Implementation:InternLM Lmdeploy Core Sync
| Knowledge Sources | |
|---|---|
| Domains | GPU_Kernels, Synchronization |
| Last Updated | 2026-02-07 15:00 GMT |
Overview
GPU semaphore primitives using PTX acquire/release memory ordering for inter-CTA synchronization.
Description
This header implements a lightweight semaphore mechanism for synchronizing CUDA thread blocks (CTAs) via global memory. sem_fetch() performs an acquire-ordered global load of a lock variable, reading the semaphore state with GPU-scope visibility (SM70+) or cache-global ordering (older architectures). sem_wait() spins until all threads in the block observe the expected status value, using __syncthreads_and to ensure collective agreement. sem_wait_many() is a variant that waits until a specified count of threads observe a truthy state using __syncthreads_count. sem_post() issues a __syncthreads memory fence followed by a release-ordered global store to signal other CTAs.
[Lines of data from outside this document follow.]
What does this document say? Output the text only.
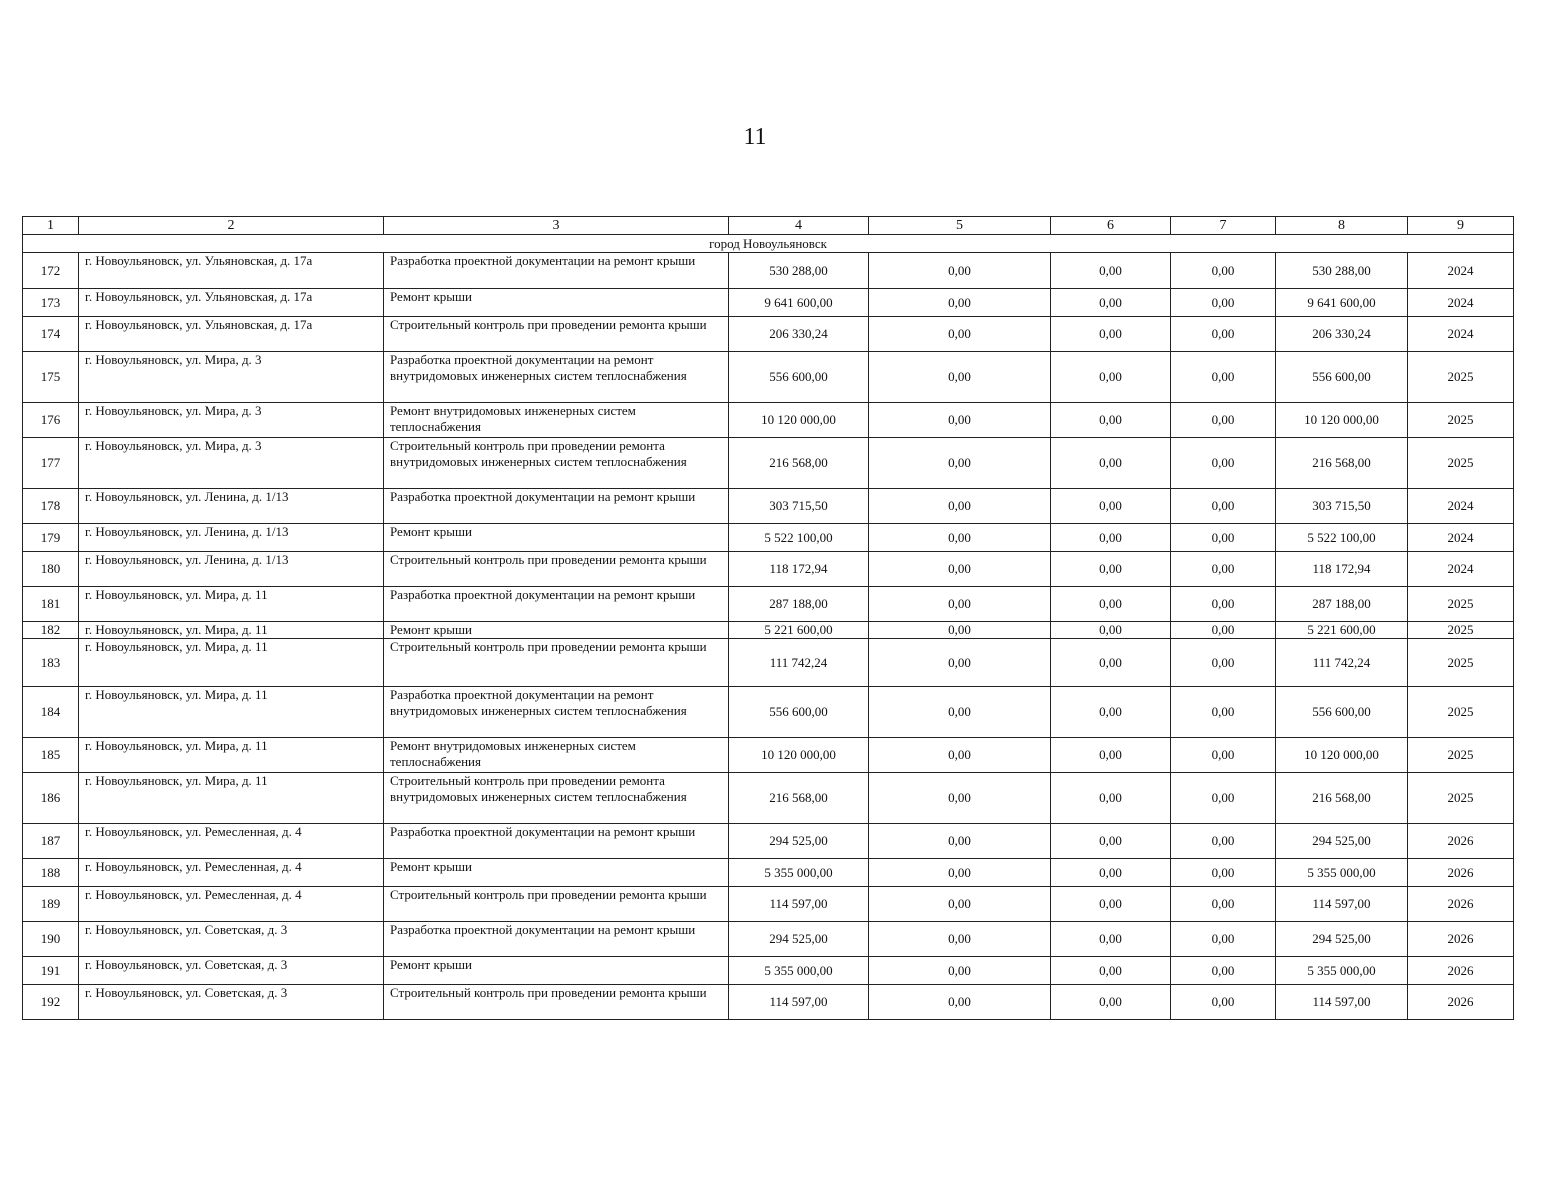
11
1	2	3	4	5	6	7	8	9
город Новоульяновск								
172	г. Новоульяновск, ул. Ульяновская, д. 17а	Разработка проектной документации на ремонт крыши	530 288,00	0,00	0,00	0,00	530 288,00	2024
173	г. Новоульяновск, ул. Ульяновская, д. 17а	Ремонт крыши	9 641 600,00	0,00	0,00	0,00	9 641 600,00	2024
174	г. Новоульяновск, ул. Ульяновская, д. 17а	Строительный контроль при проведении ремонта крыши	206 330,24	0,00	0,00	0,00	206 330,24	2024
175	г. Новоульяновск, ул. Мира, д. 3	Разработка проектной документации на ремонт внутридомовых инженерных систем теплоснабжения	556 600,00	0,00	0,00	0,00	556 600,00	2025
176	г. Новоульяновск, ул. Мира, д. 3	Ремонт внутридомовых инженерных систем теплоснабжения	10 120 000,00	0,00	0,00	0,00	10 120 000,00	2025
177	г. Новоульяновск, ул. Мира, д. 3	Строительный контроль при проведении ремонта внутридомовых инженерных систем теплоснабжения	216 568,00	0,00	0,00	0,00	216 568,00	2025
178	г. Новоульяновск, ул. Ленина, д. 1/13	Разработка проектной документации на ремонт крыши	303 715,50	0,00	0,00	0,00	303 715,50	2024
179	г. Новоульяновск, ул. Ленина, д. 1/13	Ремонт крыши	5 522 100,00	0,00	0,00	0,00	5 522 100,00	2024
180	г. Новоульяновск, ул. Ленина, д. 1/13	Строительный контроль при проведении ремонта крыши	118 172,94	0,00	0,00	0,00	118 172,94	2024
181	г. Новоульяновск, ул. Мира, д. 11	Разработка проектной документации на ремонт крыши	287 188,00	0,00	0,00	0,00	287 188,00	2025
182	г. Новоульяновск, ул. Мира, д. 11	Ремонт крыши	5 221 600,00	0,00	0,00	0,00	5 221 600,00	2025
183	г. Новоульяновск, ул. Мира, д. 11	Строительный контроль при проведении ремонта крыши	111 742,24	0,00	0,00	0,00	111 742,24	2025
184	г. Новоульяновск, ул. Мира, д. 11	Разработка проектной документации на ремонт внутридомовых инженерных систем теплоснабжения	556 600,00	0,00	0,00	0,00	556 600,00	2025
185	г. Новоульяновск, ул. Мира, д. 11	Ремонт внутридомовых инженерных систем теплоснабжения	10 120 000,00	0,00	0,00	0,00	10 120 000,00	2025
186	г. Новоульяновск, ул. Мира, д. 11	Строительный контроль при проведении ремонта внутридомовых инженерных систем теплоснабжения	216 568,00	0,00	0,00	0,00	216 568,00	2025
187	г. Новоульяновск, ул. Ремесленная, д. 4	Разработка проектной документации на ремонт крыши	294 525,00	0,00	0,00	0,00	294 525,00	2026
188	г. Новоульяновск, ул. Ремесленная, д. 4	Ремонт крыши	5 355 000,00	0,00	0,00	0,00	5 355 000,00	2026
189	г. Новоульяновск, ул. Ремесленная, д. 4	Строительный контроль при проведении ремонта крыши	114 597,00	0,00	0,00	0,00	114 597,00	2026
190	г. Новоульяновск, ул. Советская, д. 3	Разработка проектной документации на ремонт крыши	294 525,00	0,00	0,00	0,00	294 525,00	2026
191	г. Новоульяновск, ул. Советская, д. 3	Ремонт крыши	5 355 000,00	0,00	0,00	0,00	5 355 000,00	2026
192	г. Новоульяновск, ул. Советская, д. 3	Строительный контроль при проведении ремонта крыши	114 597,00	0,00	0,00	0,00	114 597,00	2026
This pattern enables pipelined execution across CTAs in split-K GEMM or multi-stage kernels.
Usage
Use these semaphore primitives when implementing multi-CTA cooperation patterns such as split-K GEMM reduction, where one CTA must wait for another to finish writing partial results before accumulating them.
Code Reference
Source Location
- Repository: InternLM_Lmdeploy
- File: src/turbomind/kernels/core/sync.h
Signature
__device__ int sem_fetch(int* lock, bool pred);
__device__ void sem_wait(int* lock, int status, bool pred);
__device__ void sem_wait_many(int* lock, int count, bool pred);
__device__ void sem_post(int* lock, int status, bool pred);
Import
#include "src/turbomind/kernels/core/sync.h"
I/O Contract
Inputs
| Name | Type | Required | Description |
|---|---|---|---|
| lock | int* | Yes | Pointer to global memory semaphore variable |
| status | int | Yes | Expected value to wait for or value to post |
| count | int | Yes | Number of threads that must observe truthy state (sem_wait_many) |
| pred | bool | Yes | Whether this thread participates in the memory operation |
Outputs
| Name | Type | Description |
|---|---|---|
| sem_fetch return | int | Current value of the semaphore lock |
Usage Examples
using namespace turbomind;
// Wait for predecessor CTA to signal completion
bool is_leader = threadIdx.x == 0;
sem_wait(semaphore_ptr, expected_phase, is_leader);
// Perform work...
// Signal successor CTA
sem_post(semaphore_ptr, next_phase, is_leader);